The most common problems in any relationship is being emotionally wounded by those who unintentionally hurt us by their comments that sometimes seem intentional.

Most relationships when complacency sets in can harbour unintentional hurt, such as bringing up issues from the past that aren’t relevant to what’s going on at that time, but we tend to go back to what we know, to what we’ve lived.

Our emotional baggage is usually the reason why we may unintentionally hurt someone. However, if we make ourselves consciously aware of issues in our past, we will give ourselves the opportunity to work through and change how we relate to those we choose to be around.

Changing our attitude, if we are presented with these kind of problems, will always allow us to deal with people and our issues better so that none of this becomes intentional. I don’t believe it ever is.
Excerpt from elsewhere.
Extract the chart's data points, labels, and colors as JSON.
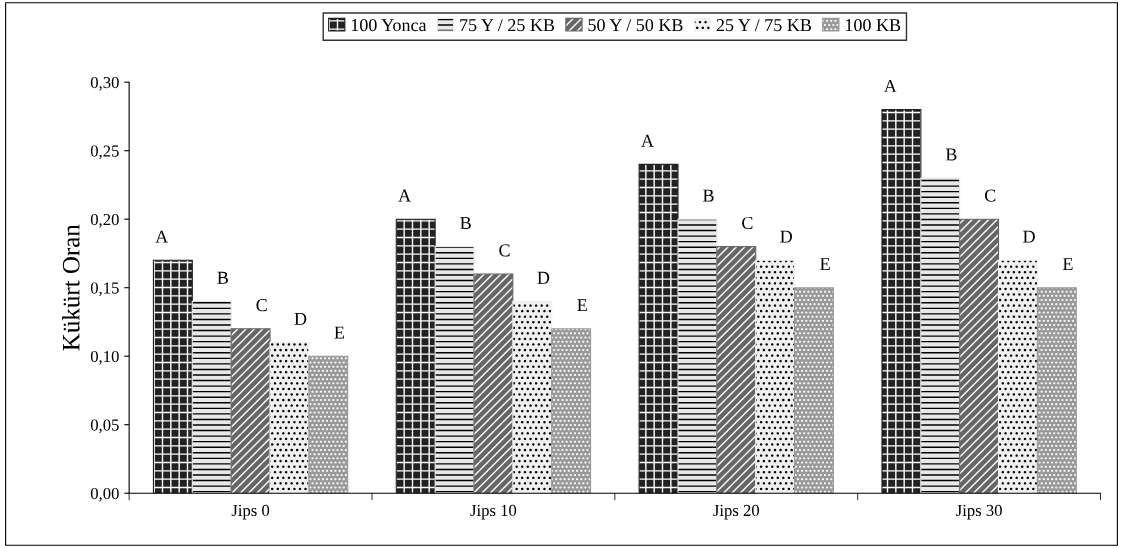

Our unconscious makes it so.


18 Jul, 2012

2 thoughts on “Unintentional hurt

  1. I’ve had people do this to me, especially my mother believe it or not.

    My mother isn’t an awful person but I wasn’t her favorite and I really don’t think she new she was doing this to me. I felt horrible at the time and just thought she hated me, but I was a young teenager and misunderstood everything that was said to me.

    I try to be nice and if I ever say things like that to someone, I’m not intentionally doing it and I really don’t until much later that I do these things, then when I think about it, I get all upset because I did it and didn’t realise I had.

    1. I think that until we make a conscious connection we probably won’t know we are doing it as you say. It’s only when we replay the outcome in our heads that we know we have.

      I think like your mother I lot of us will behave in the same way. It’s just a shame she doesn’t realise how she behaves with you. I know you know she isn’t an awful person, but just think how much better your relationship would be if she didn’t behave in this way and how much better you would feel about her.